VIII. Features of granted Rights: The Rights awarded grant every Beneficiary the right to participate in the share capital increase taking place within the framework of the Plan, for a number of common nominal voting shares equal to the number of Rights awarded. The Rights are personal, non transferable, exclusively granted to the Beneficiaries and they may not be assigned or pledged to a third party. Any assignment or encumbrance of any Right shall be void as against the Bank and shall cause the immediate and ipso jure cancellation of the options Rights in question. The Rights constitute voluntary benefits of the Bank.
IX. Share capital increase within the framework of the Plan: According to article 13 of companies law 2190/1920 re Societes Anonymes and the Regulation, every exercise of matured Option Rights by the Beneficiaries, is followed by a Banks share capital increase, due to the exercise of stock options, without amendment of the Corporate Charter and without preemption right in favor of old shareholders.
X. The Beneficiary, in order to participate in the Plan and exercise the Option Rights that have matured, according to the Resolution, must be employed by the Bank or the Group and remain employed until the date of exercise of the relevant Option Rights.
The termination of the employment relationship between the Beneficiary and the Bank or the Group entails the loss of the Option Right.
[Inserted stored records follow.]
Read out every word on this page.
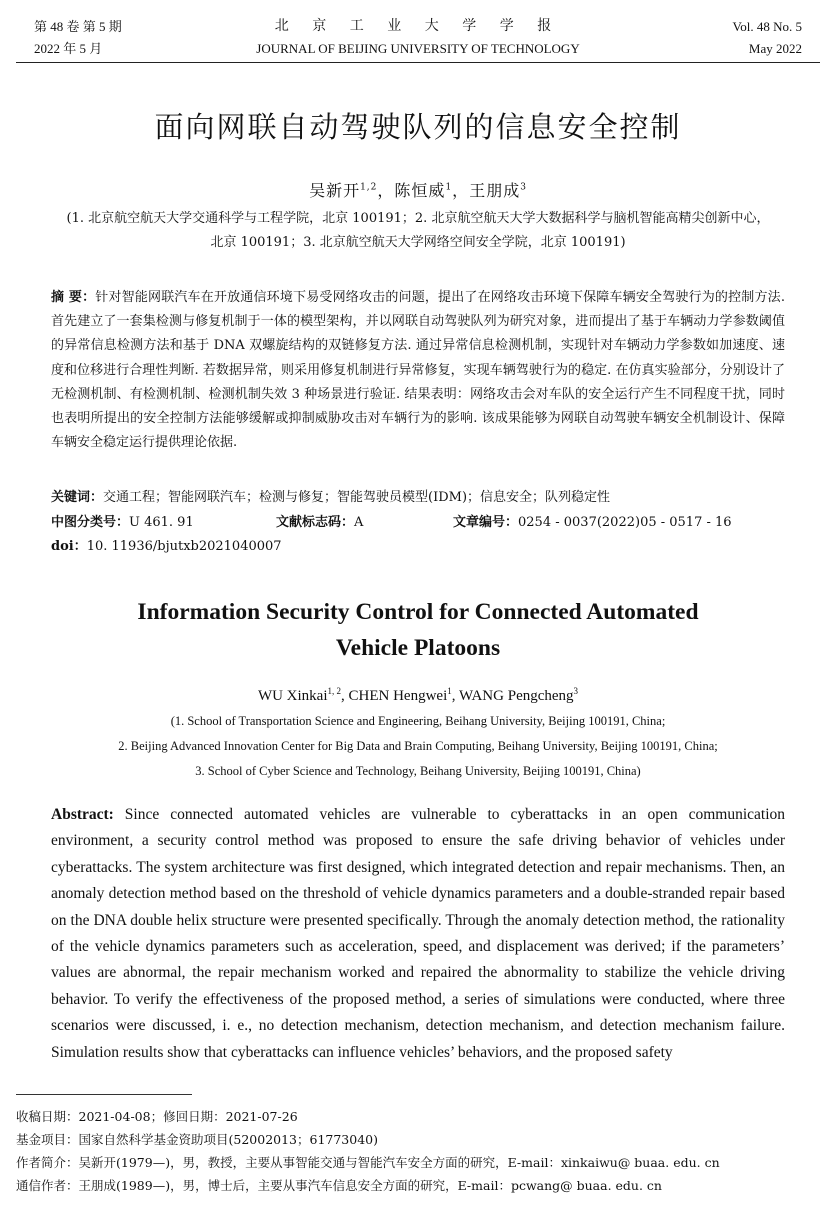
第 48 卷 第 5 期
2022 年 5 月
北 京 工 业 大 学 学 报
JOURNAL OF BEIJING UNIVERSITY OF TECHNOLOGY
Vol. 48 No. 5
May 2022
面向网联自动驾驶队列的信息安全控制
吴新开$^{1,2}$，陈恒威$^1$，王朋成$^3$
(1. 北京航空航天大学交通科学与工程学院，北京 100191；2. 北京航空航天大学大数据科学与脑机智能高精尖创新中心，
北京 100191；3. 北京航空航天大学网络空间安全学院，北京 100191)
摘 要：针对智能网联汽车在开放通信环境下易受网络攻击的问题，提出了在网络攻击环境下保障车辆安全驾驶行为的控制方法. 首先建立了一套集检测与修复机制于一体的模型架构，并以网联自动驾驶队列为研究对象，进而提出了基于车辆动力学参数阈值的异常信息检测方法和基于 DNA 双螺旋结构的双链修复方法. 通过异常信息检测机制，实现针对车辆动力学参数如加速度、速度和位移进行合理性判断. 若数据异常，则采用修复机制进行异常修复，实现车辆驾驶行为的稳定. 在仿真实验部分，分别设计了无检测机制、有检测机制、检测机制失效 3 种场景进行验证. 结果表明：网络攻击会对车队的安全运行产生不同程度干扰，同时也表明所提出的安全控制方法能够缓解或抑制威胁攻击对车辆行为的影响. 该成果能够为网联自动驾驶车辆安全机制设计、保障车辆安全稳定运行提供理论依据.
关键词：交通工程；智能网联汽车；检测与修复；智能驾驶员模型(IDM)；信息安全；队列稳定性
中图分类号：U 461. 91	文献标志码：A	文章编号：0254 - 0037(2022)05 - 0517 - 16
doi：10. 11936/bjutxb2021040007
Information Security Control for Connected Automated
Vehicle Platoons
WU Xinkai$^{1, 2}$, CHEN Hengwei$^1$, WANG Pengcheng$^3$
(1. School of Transportation Science and Engineering, Beihang University, Beijing 100191, China;
2. Beijing Advanced Innovation Center for Big Data and Brain Computing, Beihang University, Beijing 100191, China;
3. School of Cyber Science and Technology, Beihang University, Beijing 100191, China)
Abstract: Since connected automated vehicles are vulnerable to cyberattacks in an open communication environment, a security control method was proposed to ensure the safe driving behavior of vehicles under cyberattacks. The system architecture was first designed, which integrated detection and repair mechanisms. Then, an anomaly detection method based on the threshold of vehicle dynamics parameters and a double-stranded repair based on the DNA double helix structure were presented specifically. Through the anomaly detection method, the rationality of the vehicle dynamics parameters such as acceleration, speed, and displacement was derived; if the parameters’ values are abnormal, the repair mechanism worked and repaired the abnormality to stabilize the vehicle driving behavior. To verify the effectiveness of the proposed method, a series of simulations were conducted, where three scenarios were discussed, i. e., no detection mechanism, detection mechanism, and detection mechanism failure. Simulation results show that cyberattacks can influence vehicles’ behaviors, and the proposed safety
收稿日期：2021-04-08；修回日期：2021-07-26
基金项目：国家自然科学基金资助项目(52002013；61773040)
作者简介：吴新开(1979—)，男，教授，主要从事智能交通与智能汽车安全方面的研究，E-mail：xinkaiwu@ buaa. edu. cn
通信作者：王朋成(1989—)，男，博士后，主要从事汽车信息安全方面的研究，E-mail：pcwang@ buaa. edu. cn
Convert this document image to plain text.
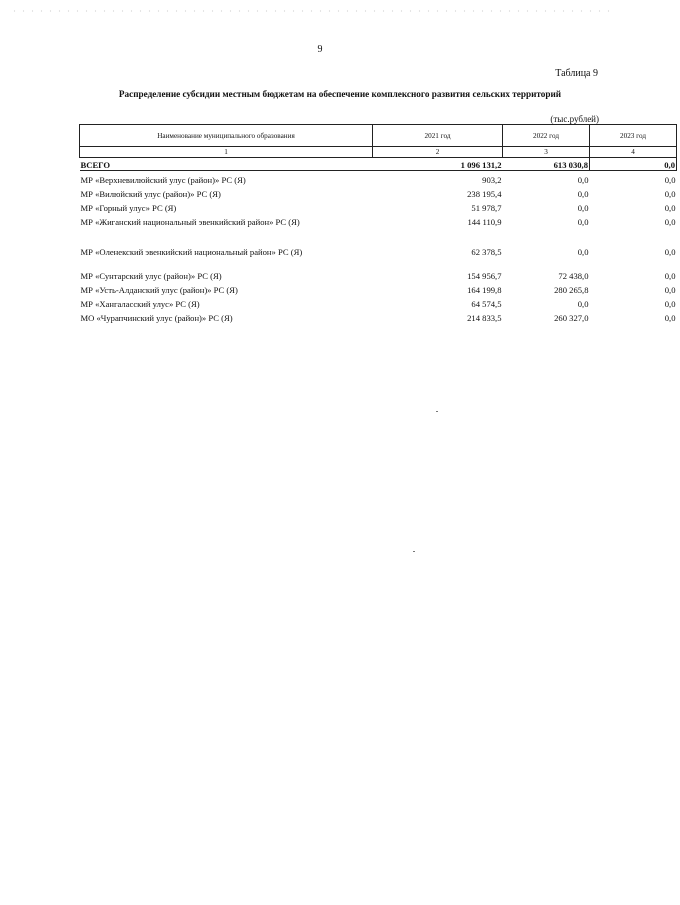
9
Таблица 9
Распределение субсидии местным бюджетам на обеспечение комплексного развития сельских территорий
(тыс.рублей)
Наименование муниципального образования	2021 год	2022 год	2023 год
1	2	3	4
ВСЕГО	1 096 131,2	613 030,8	0,0
МР «Верхневилюйский улус (район)» РС (Я)	903,2	0,0	0,0
МР «Вилюйский улус (район)» РС (Я)	238 195,4	0,0	0,0
МР «Горный улус» РС (Я)	51 978,7	0,0	0,0
МР «Жиганский национальный эвенкийский район» РС (Я)	144 110,9	0,0	0,0
МР «Оленекский эвенкийский национальный район» РС (Я)	62 378,5	0,0	0,0
МР «Сунтарский улус (район)» РС (Я)	154 956,7	72 438,0	0,0
МР «Усть-Алданский улус (район)» РС (Я)	164 199,8	280 265,8	0,0
МР «Хангаласский улус» РС (Я)	64 574,5	0,0	0,0
МО «Чурапчинский улус (район)» РС (Я)	214 833,5	260 327,0	0,0
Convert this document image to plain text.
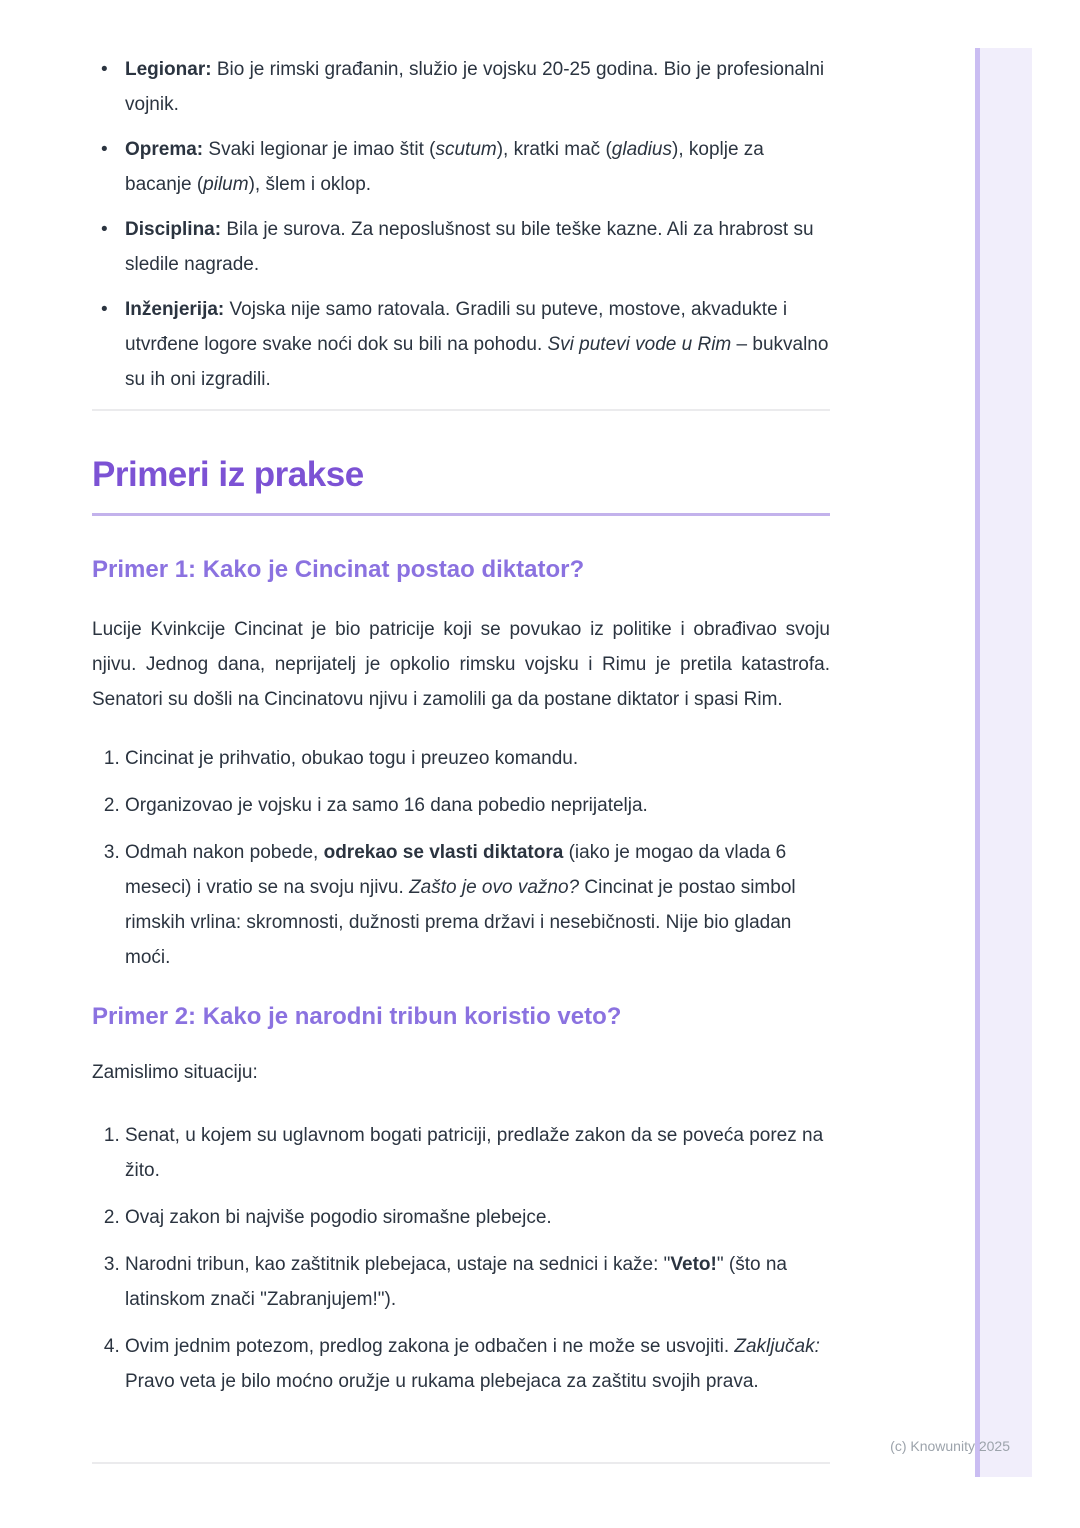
• Legionar: Bio je rimski građanin, služio je vojsku 20-25 godina. Bio je profesionalni vojnik.
• Oprema: Svaki legionar je imao štit (scutum), kratki mač (gladius), koplje za bacanje (pilum), šlem i oklop.
• Disciplina: Bila je surova. Za neposlušnost su bile teške kazne. Ali za hrabrost su sledile nagrade.
• Inženjerija: Vojska nije samo ratovala. Gradili su puteve, mostove, akvadukte i utvrđene logore svake noći dok su bili na pohodu. Svi putevi vode u Rim – bukvalno su ih oni izgradili.
Primeri iz prakse
Primer 1: Kako je Cincinat postao diktator?

Lucije Kvinkcije Cincinat je bio patricije koji se povukao iz politike i obrađivao svoju njivu. Jednog dana, neprijatelj je opkolio rimsku vojsku i Rimu je pretila katastrofa. Senatori su došli na Cincinatovu njivu i zamolili ga da postane diktator i spasi Rim.

1. Cincinat je prihvatio, obukao togu i preuzeo komandu.
2. Organizovao je vojsku i za samo 16 dana pobedio neprijatelja.
3. Odmah nakon pobede, odrekao se vlasti diktatora (iako je mogao da vlada 6 meseci) i vratio se na svoju njivu. Zašto je ovo važno? Cincinat je postao simbol rimskih vrlina: skromnosti, dužnosti prema državi i nesebičnosti. Nije bio gladan moći.
Primer 2: Kako je narodni tribun koristio veto?

Zamislimo situaciju:

1. Senat, u kojem su uglavnom bogati patriciji, predlaže zakon da se poveća porez na žito.
2. Ovaj zakon bi najviše pogodio siromašne plebejce.
3. Narodni tribun, kao zaštitnik plebejaca, ustaje na sednici i kaže: "Veto!" (što na latinskom znači "Zabranjujem!").
4. Ovim jednim potezom, predlog zakona je odbačen i ne može se usvojiti. Zaključak: Pravo veta je bilo moćno oružje u rukama plebejaca za zaštitu svojih prava.
(c) Knowunity 2025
Option Rights that have not been exercised until the date of termination shall be annulled and cancelled immediately and ipso jure.
XI. Readjustment of the terms of the Plan in cases of corporate events: The Board of Directors, authorized by the General Assembly, of April 18th, 2007, adjusts with its decision the special terms of the Plan, in order to fully preserve the Stock Rights in the following cases: a. Share capital increase of the Bank, in any way (indicatively through payment in cash, capitalization of reserves, conversion to convertible bonds etc), b. Share capital decrease of the Bank in any way, c. oncoming of corporate events such as merger or sector secession etc., as well as in the case of other events resulting to change in the shares nominal value, d. change of enforced legislation.
XII. The Bank will proceed in all necessary actions, according to the underlying legislation, so that the shares corresponding to exercised Stock Rights start trading in the organized market of the Athens Exchange and will also proceed in all announcements required by Law to the qualified Regulatory Authorities.